If you are interested in losing weight, Passerrello said the general recommendation is to adjust your energy balance.

This means reducing the number of calories consumed or increasing the number of calories expended to result in a weight loss of about 1 to 2 pounds per week.

Many experts agree that losing 1 or 2 pounds per week is a healthy and safe rate. The Centers for Disease Control and Prevention states that people who lose weight gradually and steadily are more successful at keeping weight off.

Losing more than 2 pounds per week is more likely to result in greater reductions to our RMR, said Passerrello. In other words, losing more than that per week can be a signal to your body that a food supply has become scarce.

“I hope this is a reminder to folks that there are factors we can control, but weight loss isn’t solely about willpower and personal choices,” said Passerrello.

Participants were put on a diet that consisted of just 800 calories a day over the course of the study.

This 800-calorie diet isn’t designed for every body.
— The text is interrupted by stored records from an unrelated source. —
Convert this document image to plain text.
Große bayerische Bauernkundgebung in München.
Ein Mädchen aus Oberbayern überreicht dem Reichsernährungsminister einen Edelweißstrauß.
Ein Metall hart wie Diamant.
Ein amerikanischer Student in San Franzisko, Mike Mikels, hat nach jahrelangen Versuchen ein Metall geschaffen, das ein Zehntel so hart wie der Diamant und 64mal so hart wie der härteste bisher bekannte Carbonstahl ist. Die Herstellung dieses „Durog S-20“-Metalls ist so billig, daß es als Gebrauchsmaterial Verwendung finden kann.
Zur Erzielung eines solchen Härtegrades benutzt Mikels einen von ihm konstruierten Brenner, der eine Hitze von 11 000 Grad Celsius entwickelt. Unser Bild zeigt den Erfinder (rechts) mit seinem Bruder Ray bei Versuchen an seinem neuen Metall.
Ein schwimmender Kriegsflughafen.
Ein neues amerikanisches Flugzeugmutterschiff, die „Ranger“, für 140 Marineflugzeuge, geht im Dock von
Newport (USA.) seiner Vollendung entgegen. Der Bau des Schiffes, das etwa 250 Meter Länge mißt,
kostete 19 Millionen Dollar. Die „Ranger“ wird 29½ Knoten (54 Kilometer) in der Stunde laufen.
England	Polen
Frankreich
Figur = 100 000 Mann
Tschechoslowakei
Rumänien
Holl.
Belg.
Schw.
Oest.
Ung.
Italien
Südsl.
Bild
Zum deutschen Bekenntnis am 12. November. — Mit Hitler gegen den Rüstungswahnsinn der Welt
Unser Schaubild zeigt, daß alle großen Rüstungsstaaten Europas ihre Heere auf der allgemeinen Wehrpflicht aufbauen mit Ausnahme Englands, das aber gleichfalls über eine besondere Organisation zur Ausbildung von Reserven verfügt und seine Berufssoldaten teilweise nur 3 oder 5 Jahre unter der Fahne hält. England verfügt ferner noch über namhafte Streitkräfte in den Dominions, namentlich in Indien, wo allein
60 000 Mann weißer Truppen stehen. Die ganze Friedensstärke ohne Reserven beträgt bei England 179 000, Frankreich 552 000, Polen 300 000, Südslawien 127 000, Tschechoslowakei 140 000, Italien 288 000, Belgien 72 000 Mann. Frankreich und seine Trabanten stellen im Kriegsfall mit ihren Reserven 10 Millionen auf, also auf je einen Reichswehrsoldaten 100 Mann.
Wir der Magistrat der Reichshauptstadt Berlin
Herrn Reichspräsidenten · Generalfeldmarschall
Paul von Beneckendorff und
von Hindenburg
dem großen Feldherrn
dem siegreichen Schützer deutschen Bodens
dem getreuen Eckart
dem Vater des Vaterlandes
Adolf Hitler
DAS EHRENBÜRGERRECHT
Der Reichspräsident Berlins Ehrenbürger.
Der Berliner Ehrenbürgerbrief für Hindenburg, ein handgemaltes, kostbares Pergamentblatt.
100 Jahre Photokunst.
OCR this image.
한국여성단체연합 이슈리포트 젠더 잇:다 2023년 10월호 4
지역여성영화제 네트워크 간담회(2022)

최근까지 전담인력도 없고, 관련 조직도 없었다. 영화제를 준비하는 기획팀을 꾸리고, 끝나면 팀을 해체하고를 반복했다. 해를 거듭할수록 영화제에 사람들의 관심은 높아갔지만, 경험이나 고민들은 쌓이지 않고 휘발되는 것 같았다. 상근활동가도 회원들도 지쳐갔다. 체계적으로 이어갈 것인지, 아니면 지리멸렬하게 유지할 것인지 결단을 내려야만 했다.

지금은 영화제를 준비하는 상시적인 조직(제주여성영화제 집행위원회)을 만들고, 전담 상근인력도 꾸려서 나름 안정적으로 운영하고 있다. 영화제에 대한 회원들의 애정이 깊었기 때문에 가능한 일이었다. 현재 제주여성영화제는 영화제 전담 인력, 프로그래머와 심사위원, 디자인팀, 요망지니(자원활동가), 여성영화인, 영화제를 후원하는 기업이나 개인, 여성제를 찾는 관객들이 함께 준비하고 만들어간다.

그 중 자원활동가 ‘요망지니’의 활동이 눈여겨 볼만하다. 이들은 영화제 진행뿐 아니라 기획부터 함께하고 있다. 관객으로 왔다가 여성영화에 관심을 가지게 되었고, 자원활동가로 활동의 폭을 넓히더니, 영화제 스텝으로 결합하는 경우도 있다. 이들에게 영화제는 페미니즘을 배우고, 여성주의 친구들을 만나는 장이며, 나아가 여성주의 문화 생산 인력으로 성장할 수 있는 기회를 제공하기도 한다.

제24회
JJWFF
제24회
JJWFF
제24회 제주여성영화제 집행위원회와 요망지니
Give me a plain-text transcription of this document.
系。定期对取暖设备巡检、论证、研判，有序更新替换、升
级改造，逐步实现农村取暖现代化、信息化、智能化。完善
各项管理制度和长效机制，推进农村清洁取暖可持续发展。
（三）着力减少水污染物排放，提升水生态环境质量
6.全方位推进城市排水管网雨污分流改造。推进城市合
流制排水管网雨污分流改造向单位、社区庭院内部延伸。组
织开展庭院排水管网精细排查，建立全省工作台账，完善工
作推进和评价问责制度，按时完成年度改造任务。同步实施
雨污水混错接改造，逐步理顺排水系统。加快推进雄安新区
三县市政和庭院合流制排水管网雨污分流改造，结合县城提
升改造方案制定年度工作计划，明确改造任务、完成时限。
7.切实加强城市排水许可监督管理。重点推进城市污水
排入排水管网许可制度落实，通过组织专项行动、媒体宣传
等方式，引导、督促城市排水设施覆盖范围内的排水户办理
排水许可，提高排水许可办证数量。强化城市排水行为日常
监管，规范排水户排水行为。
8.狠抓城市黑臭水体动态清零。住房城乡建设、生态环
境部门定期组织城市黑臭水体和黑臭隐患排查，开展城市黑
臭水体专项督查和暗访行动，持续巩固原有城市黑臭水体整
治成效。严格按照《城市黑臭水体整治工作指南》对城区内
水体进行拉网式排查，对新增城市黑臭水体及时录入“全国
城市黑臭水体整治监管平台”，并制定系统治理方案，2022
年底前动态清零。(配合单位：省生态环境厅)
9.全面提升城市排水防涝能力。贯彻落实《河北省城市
One diet company, The Fast 800, says eating 800 calories a day is an intensive way to start your weight loss journey and “reset your metabolism,” helping people to lose weight “very fast,” lower blood pressure, and potentially reverse type 2 diabetes.

De Santis said that 800 calories a day is 33–50 percent less than the average caloric needs we might expect in premenopausal women.

“The adherence to the diet, as per the paper, was only around 64 percent, which means only a bit more than half the participants could pull it off,” he said.

De Santis added that this result speaks to the practicality of the diet.

Then again, the goal of the study was to measure metabolic adaptation to weight loss, so the context is a bit different from a standard diet you might see being marketed.

“It’s safe to say I don’t advocate for 800-calorie diets,” he said.

He urges people to talk with their doctor before starting a weight loss program.